Il fatto è che quella donna non mi convinceva.
Ifigenia mi invitò a entrare nella camera dove si stese su un letto. Prese in mano un bambolotto, lo accarezzò e disse: questo non è Cicciobello bensì il supplente che ha sostituito la tua presenza in questi giorni. Ma ora tu sei qui grazie a Dio”. Dette queste parole, lanciò lontano il pupazzo e alzò un trillo di gioia, poi mi baciò. Mi strinse le spalle, appoggiò una mano mia sul petto suo per farmi sentire il palpitare affrettato del cuore, come del resto faceva ritualmente ogni volta che ci incontravamo dopo una separazione anche breve.
Poi disse che il desiderio pungente come un assillo di vedermi arrivare non l’aveva lasciata dormire tutta la notte. Quindu aggiunse che quel bambolotto era stato la sua unica consolazione in mia assenza.

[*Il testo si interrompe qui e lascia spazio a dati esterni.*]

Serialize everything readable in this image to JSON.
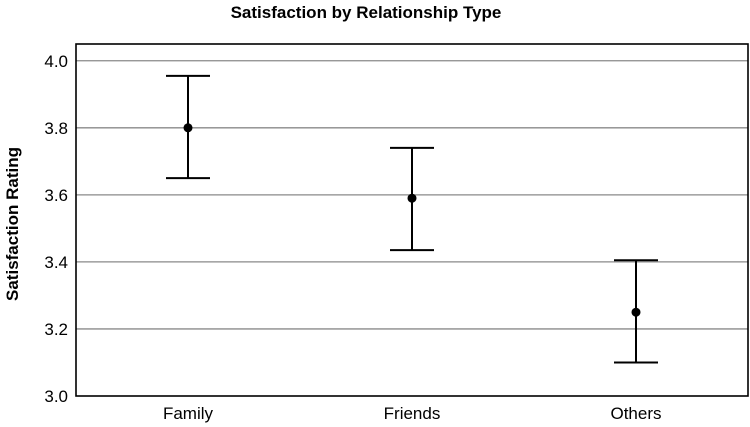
{
  "chart_data": {
    "type": "errorbar",
    "title": "Satisfaction by Relationship Type",
    "xlabel": "",
    "ylabel": "Satisfaction Rating",
    "categories": [
      "Family",
      "Friends",
      "Others"
    ],
    "means": [
      3.8,
      3.59,
      3.25
    ],
    "lower": [
      3.65,
      3.435,
      3.1
    ],
    "upper": [
      3.955,
      3.74,
      3.405
    ],
    "ylim": [
      3.0,
      4.05
    ],
    "yticks": [
      3.0,
      3.2,
      3.4,
      3.6,
      3.8,
      4.0
    ],
    "ytick_labels": [
      "3.0",
      "3.2",
      "3.4",
      "3.6",
      "3.8",
      "4.0"
    ],
    "grid": true,
    "colors": {
      "marker": "#000000",
      "grid": "#8a8a8a",
      "frame": "#000000"
    }
  }
}
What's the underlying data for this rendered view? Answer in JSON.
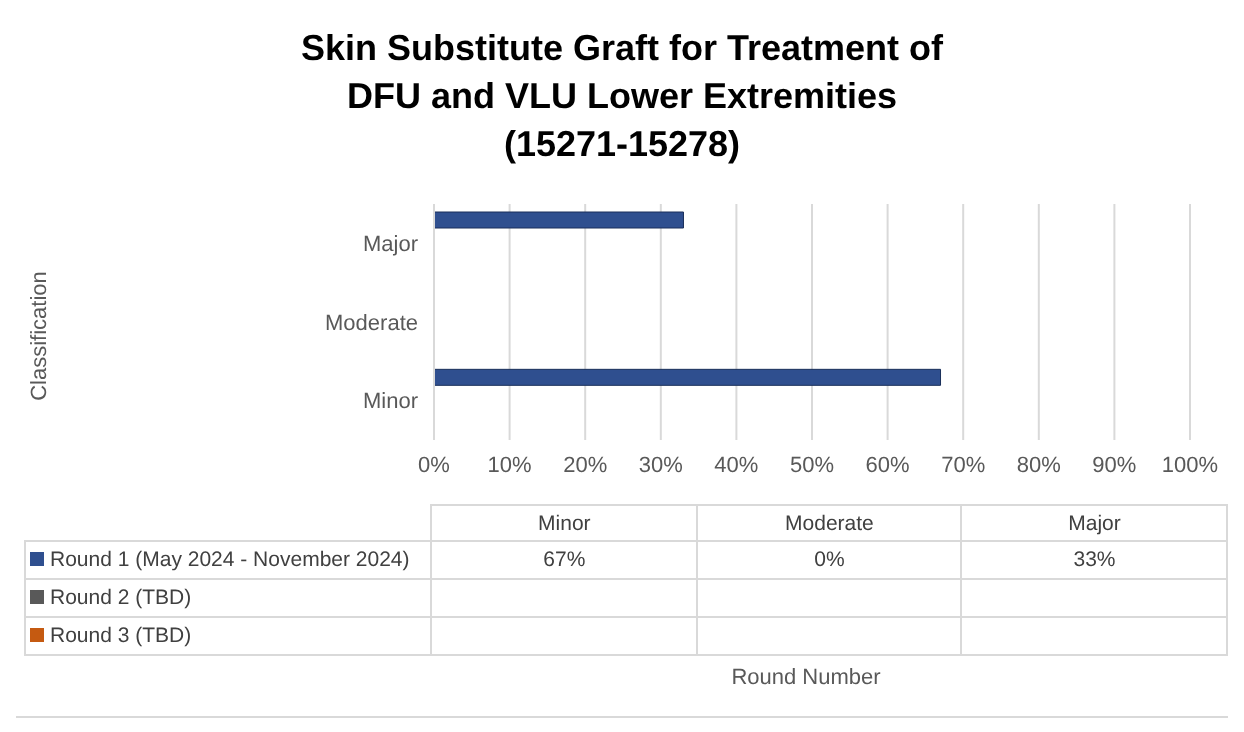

Mi scrutava per vedere se mi lasciavo prendere dalla sua rete.
“Una rete (a[rku~) è la compagna di letto (hJ xuvneuno~)” mi venne in mebnte[1].
La osservavo anche io e riflettevo, e ricordavo, e confrontavo come faccio quando leggo i testi e li studio. Notavo che le sue fessure oculari erano poco espressive: nascondevano qualcosa dietro le parole insignificanti. Ricordavo le fessure tartare delle finlandesi e rimpiangevo il loro parlare onesto. Vero è pure che c’era una perfetta simmetria nelle braccia, gambe, natiche e seni di Ifigenia. Anche troppa. Mi venne in mente che nemmeno le colonne dei templi greci presentano una regolarità assoluta, una concinnitas perfetta. Volevo andare via di lì e probabilmente anche lei. La commedia era finita ed era stata un fiasco. A nessuno dei due era venuta voglia di fare l’amore. Un segno brutto assai.
Camminammo verso la riva marina mentre il sole salendo nel cielo faceva retrocedere tutte le ombre riempiendo di luce e calore ogni strada. Pensai che del resto anche l’Olimpo ha le radici nel buio dell’Ade. Quando fummo arrivati sulla spiaggia, la distesa marina che rifletteva quel fulgore abbagliante mi sembrò un grande scudo disteso dalle Nereidi per proteggersi dai raggi canicolari mentre danzano imprimendo sul fondo sabbioso le bellissime orme dei loro agili piedi.
“Devo partire: “ a Pesaro mi aspettano le zie per il desinare del tocco. Hanno cucinato per me. La mia vita adesso è la loro luce”.
Usai il toscanismo di casa per significarle che con quelle donne avevo comunque molto in comune e mi stavano a cuore.
Finalmente Ifigenia disse parole sensate: “non permettere che diano giudizi sul mio conto”
“Nemmeno sul mio ”, risposi, “ma consigli possono darmene”
Bologna 25 dicembre 2024 ore 17, 12 giovanni ghiselli
p. s
il Natale della luce è puntuale: il cielo è ancora luminoso. Sto già fruendo di una borsa di studio di 5 minuti. E’ solo un preludio ma anche questi non sono pochi.